The next offering gets me pumped. We’ve got Unsung Heroes, a series of short solo plays written by six local writers split over two programmes, one directed by Joe Paradise Lui and the other directed by Emily McLean. So far there’s only been one actor officially announced, Alison van Reeken, but the writers list is a who’s who of local greats: Barbara Hostalek, Gita Bezard, Chris Isaacs, Hellie Turner, Mararo Wangai, and Will O’Mahony. I’ll be seeing all six, for sure.
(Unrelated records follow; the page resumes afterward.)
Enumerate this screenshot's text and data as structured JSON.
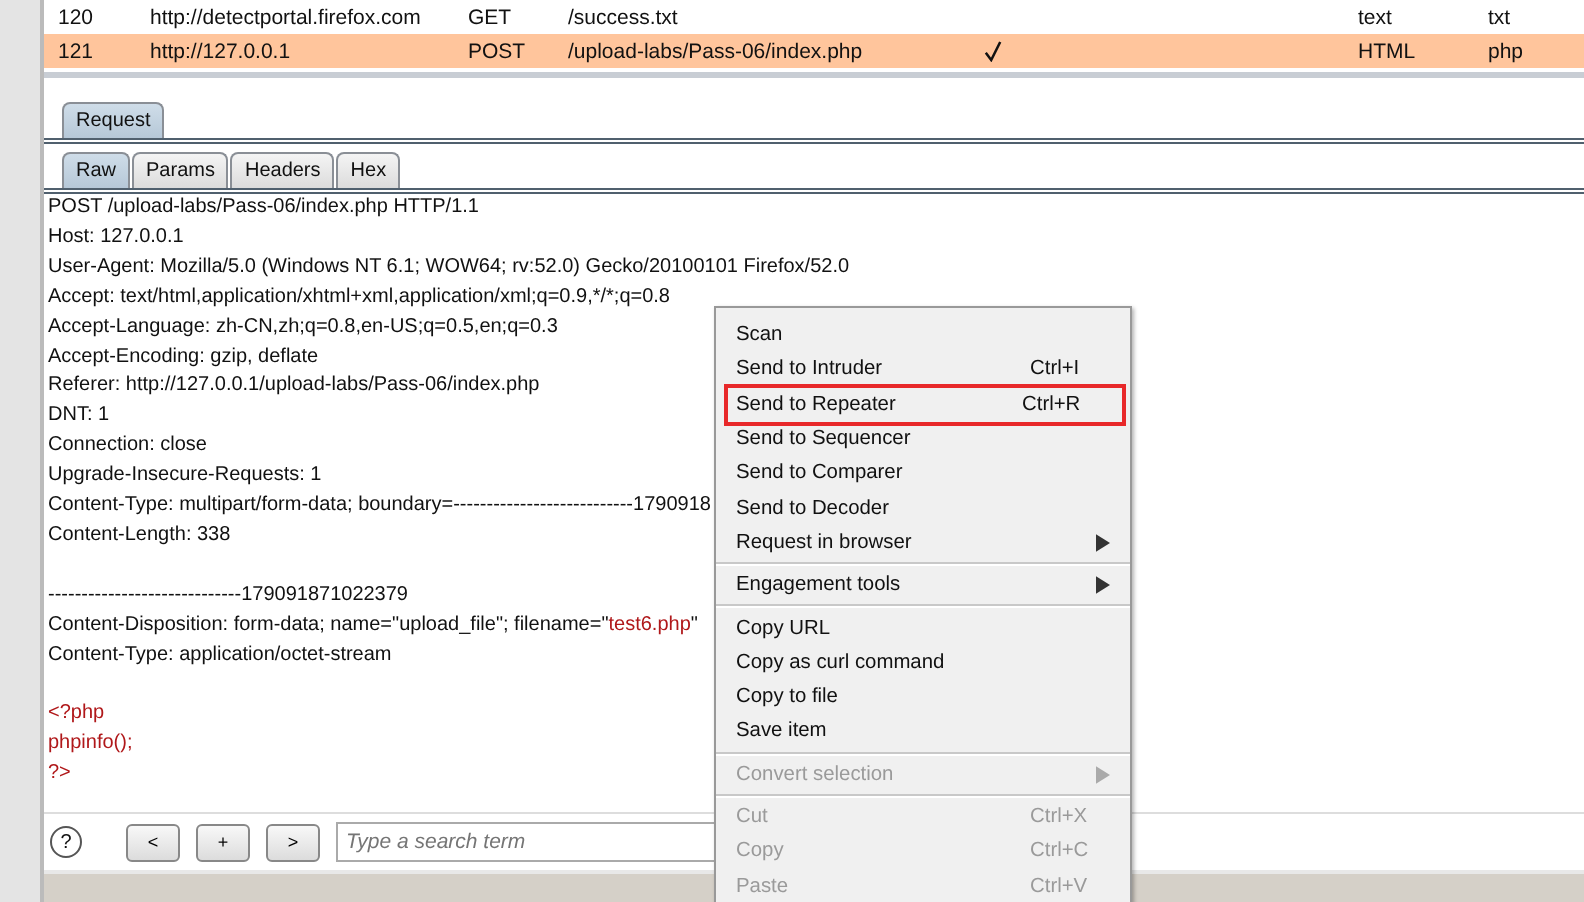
{
  "history": {
    "rows": [
      {
        "number": "120",
        "host": "http://detectportal.firefox.com",
        "method": "GET",
        "url": "/success.txt",
        "edited": false,
        "mime": "text",
        "extension": "txt",
        "selected": false
      },
      {
        "number": "121",
        "host": "http://127.0.0.1",
        "method": "POST",
        "url": "/upload-labs/Pass-06/index.php",
        "edited": true,
        "mime": "HTML",
        "extension": "php",
        "selected": true
      }
    ]
  },
  "message_tabs": [
    {
      "label": "Request",
      "selected": true
    }
  ],
  "view_tabs": [
    {
      "label": "Raw",
      "selected": true
    },
    {
      "label": "Params",
      "selected": false
    },
    {
      "label": "Headers",
      "selected": false
    },
    {
      "label": "Hex",
      "selected": false
    }
  ],
  "request_lines": [
    {
      "parts": [
        {
          "kind": "plain",
          "text": "POST /upload-labs/Pass-06/index.php HTTP/1.1"
        }
      ]
    },
    {
      "parts": [
        {
          "kind": "plain",
          "text": "Host: 127.0.0.1"
        }
      ]
    },
    {
      "parts": [
        {
          "kind": "plain",
          "text": "User-Agent: Mozilla/5.0 (Windows NT 6.1; WOW64; rv:52.0) Gecko/20100101 Firefox/52.0"
        }
      ]
    },
    {
      "parts": [
        {
          "kind": "plain",
          "text": "Accept: text/html,application/xhtml+xml,application/xml;q=0.9,*/*;q=0.8"
        }
      ]
    },
    {
      "parts": [
        {
          "kind": "plain",
          "text": "Accept-Language: zh-CN,zh;q=0.8,en-US;q=0.5,en;q=0.3"
        }
      ]
    },
    {
      "parts": [
        {
          "kind": "plain",
          "text": "Accept-Encoding: gzip, deflate"
        }
      ]
    },
    {
      "parts": [
        {
          "kind": "plain",
          "text": "Referer: http://127.0.0.1/upload-labs/Pass-06/index.php"
        }
      ]
    },
    {
      "parts": [
        {
          "kind": "plain",
          "text": "DNT: 1"
        }
      ]
    },
    {
      "parts": [
        {
          "kind": "plain",
          "text": "Connection: close"
        }
      ]
    },
    {
      "parts": [
        {
          "kind": "plain",
          "text": "Upgrade-Insecure-Requests: 1"
        }
      ]
    },
    {
      "parts": [
        {
          "kind": "plain",
          "text": "Content-Type: multipart/form-data; boundary=---------------------------1790918"
        }
      ]
    },
    {
      "parts": [
        {
          "kind": "plain",
          "text": "Content-Length: 338"
        }
      ]
    },
    {
      "kind": "blank"
    },
    {
      "parts": [
        {
          "kind": "plain",
          "text": "-----------------------------179091871022379"
        }
      ]
    },
    {
      "parts": [
        {
          "kind": "plain",
          "text": "Content-Disposition: form-data; name=\"upload_file\"; filename=\""
        },
        {
          "kind": "highlight",
          "text": "test6.php"
        },
        {
          "kind": "plain",
          "text": "\""
        }
      ]
    },
    {
      "parts": [
        {
          "kind": "plain",
          "text": "Content-Type: application/octet-stream"
        }
      ]
    },
    {
      "kind": "blank"
    },
    {
      "parts": [
        {
          "kind": "highlight",
          "text": "<?php"
        }
      ]
    },
    {
      "parts": [
        {
          "kind": "highlight",
          "text": "phpinfo();"
        }
      ]
    },
    {
      "parts": [
        {
          "kind": "highlight",
          "text": "?>"
        }
      ]
    }
  ],
  "search": {
    "help": "?",
    "prev": "<",
    "add": "+",
    "next": ">",
    "placeholder": "Type a search term"
  },
  "context_menu": {
    "groups": [
      [
        {
          "label": "Scan",
          "disabled": false,
          "submenu": false,
          "highlighted": false
        },
        {
          "label": "Send to Intruder",
          "shortcut": "Ctrl+I",
          "disabled": false,
          "submenu": false,
          "highlighted": false
        },
        {
          "label": "Send to Repeater",
          "shortcut": "Ctrl+R",
          "disabled": false,
          "submenu": false,
          "highlighted": true
        },
        {
          "label": "Send to Sequencer",
          "disabled": false,
          "submenu": false,
          "highlighted": false
        },
        {
          "label": "Send to Comparer",
          "disabled": false,
          "submenu": false,
          "highlighted": false
        },
        {
          "label": "Send to Decoder",
          "disabled": false,
          "submenu": false,
          "highlighted": false
        },
        {
          "label": "Request in browser",
          "disabled": false,
          "submenu": true,
          "highlighted": false
        }
      ],
      [
        {
          "label": "Engagement tools",
          "disabled": false,
          "submenu": true,
          "highlighted": false
        }
      ],
      [
        {
          "label": "Copy URL",
          "disabled": false,
          "submenu": false,
          "highlighted": false
        },
        {
          "label": "Copy as curl command",
          "disabled": false,
          "submenu": false,
          "highlighted": false
        },
        {
          "label": "Copy to file",
          "disabled": false,
          "submenu": false,
          "highlighted": false
        },
        {
          "label": "Save item",
          "disabled": false,
          "submenu": false,
          "highlighted": false
        }
      ],
      [
        {
          "label": "Convert selection",
          "disabled": true,
          "submenu": true,
          "highlighted": false
        }
      ],
      [
        {
          "label": "Cut",
          "shortcut": "Ctrl+X",
          "disabled": true,
          "submenu": false,
          "highlighted": false
        },
        {
          "label": "Copy",
          "shortcut": "Ctrl+C",
          "disabled": true,
          "submenu": false,
          "highlighted": false
        },
        {
          "label": "Paste",
          "shortcut": "Ctrl+V",
          "disabled": true,
          "submenu": false,
          "highlighted": false
        }
      ]
    ]
  }
}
In August, we have a new full-length work written by Ian Michael and Chris Isaacs called York, centred around an abandoned hospital, and interweaving its stories from the past 200 years that have been buried over. The stories are inspired by real accounts, and will feature Shareena Clanton, Alison van Reeken, and some emerging actors from WAYTCo, directed by Clare Watson. I hope it’s kinda spooky. If it’s not that’s ok too, but I do like spooky stories, and how can you set a play in an old abandoned hospital and not have some element of spooky?


“All animals are equal, but some animals are more equal than others.” — George Orwell, Animal Farm. It’s as true today as it was when Orwell wrote it. I suspect this political satire will feel really, really on the nose given the world’s current pendulum swing towards ridiculous authoritarianism. Adapted by Van Badham and featuring three performers including the absolute legend of comedy, radio and theatre, Andrea Gibbs. I hope this one bites. And barks. And howls. And roars. And grunts.
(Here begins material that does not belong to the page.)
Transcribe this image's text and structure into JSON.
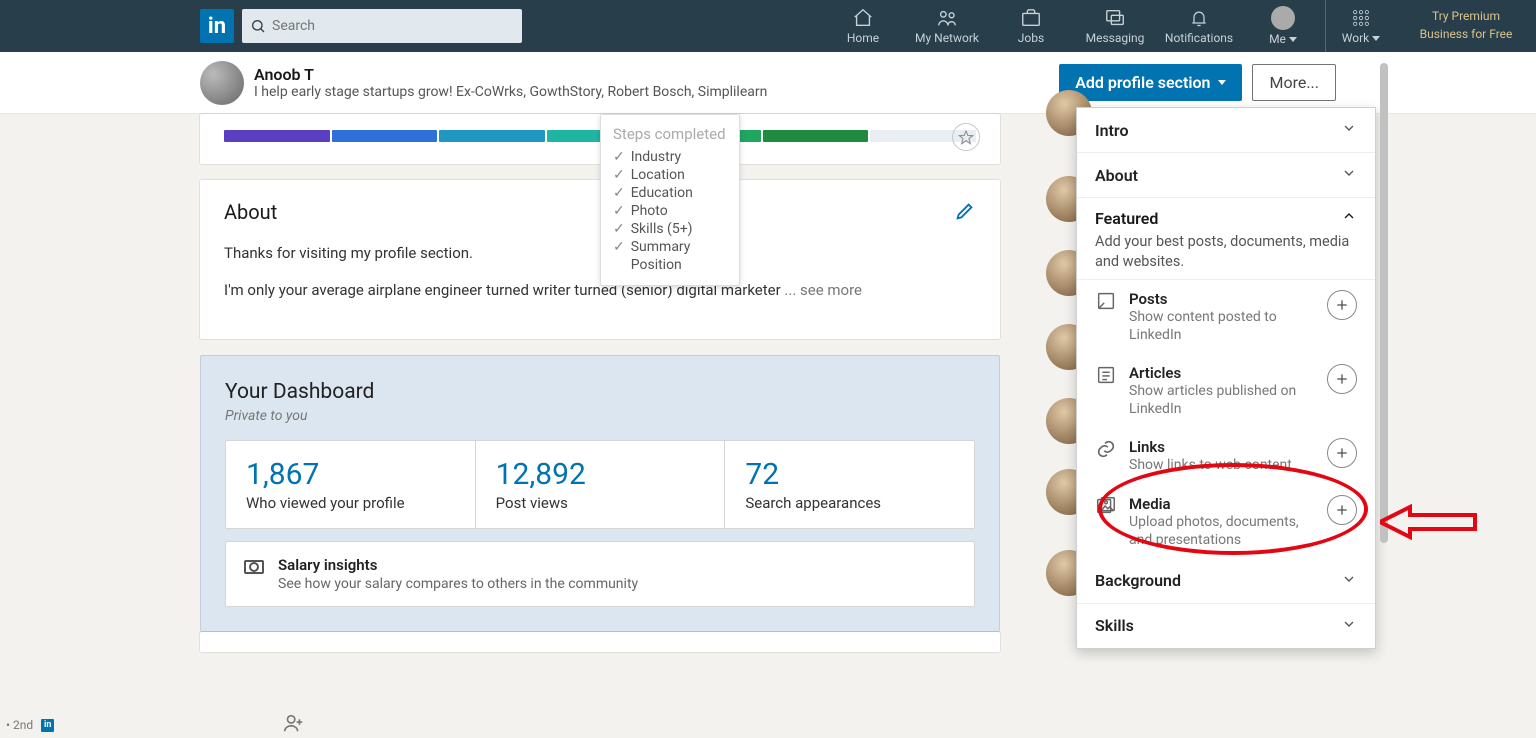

Then comes a production I’m a little less enthused about – Wake in Frightadapted from Kenneth Cook‘s novel by Declan Green with Zahra Newman. A single female performer Alexandria Steffensen (who audiences will remember from 2019’s Medea), will play all the roles in this story. I haven’t read the novel, but I did attempt to watch the film and didn’t make it through. It was deeply disturbing to me, and I had to walk out of the kangaroo scene, which made me sick. But I’m going to keep an open mind and hope this version won’t be nearly as traumatising.


The final stage production of the year got me all giddy inside. Giddy-up, that is! It’s OKLAHOMA! My number one absolute favourite musical of all time ever. I’m not a huge MT buff or lover, but I LOVE THIS MUSICAL. I must have watched it a million times as a kid, enchanted by the frilly petticoats (so many frilly petticoats), gingham, dancing cowboys, hyuck-hyuck humour and the most singable melodies in the world. I even played French horn for it in the pit of our high school musical. Now, I know this one will be more stripped-back and gritty, with direction by Richard Carroll (who adapted Calamity Jane over in Sydney which blew my hat clean off) but that’s ok, I’ll still love it. I’ll still be sitting there with goosebumps and a silly smile on my face, barely containing the hum in my throat. (I apologise in advance to whomever will be sitting next to me.) Gee, do you think they’d let me audition? A gal can dream… Oh, and Billie Court gave us a beautiful jazz rendition of ‘Oh, What a Beautiful Mornin” to wrap up the presentation of the 2020 Season.


Something really special is coming in celebration of NAIDOC week: the Maali Festival. This new FREE festival which takes its name from the Nyoongar word for black swan, is curated by BSSTC resident artists Ian Michael (Nyoongar) and Chloe Ogilvie (Yamatji Nhanda) and will take place on July 12 on Whadjuk boodja at the State Theatre Centre. It will feature First Nations culture and arts, entirely led and presented by First Nations artists, arts companies and community. This is going to be wonderful. Always was, always will be, Aboriginal land.


Ok, so that’s a wrap for October and 2020! If you made it to the end, thank you for reading! I hope you’re as excited as I am for what’s in store next year, and have enjoyed this month of performing arts in Perth, as I have!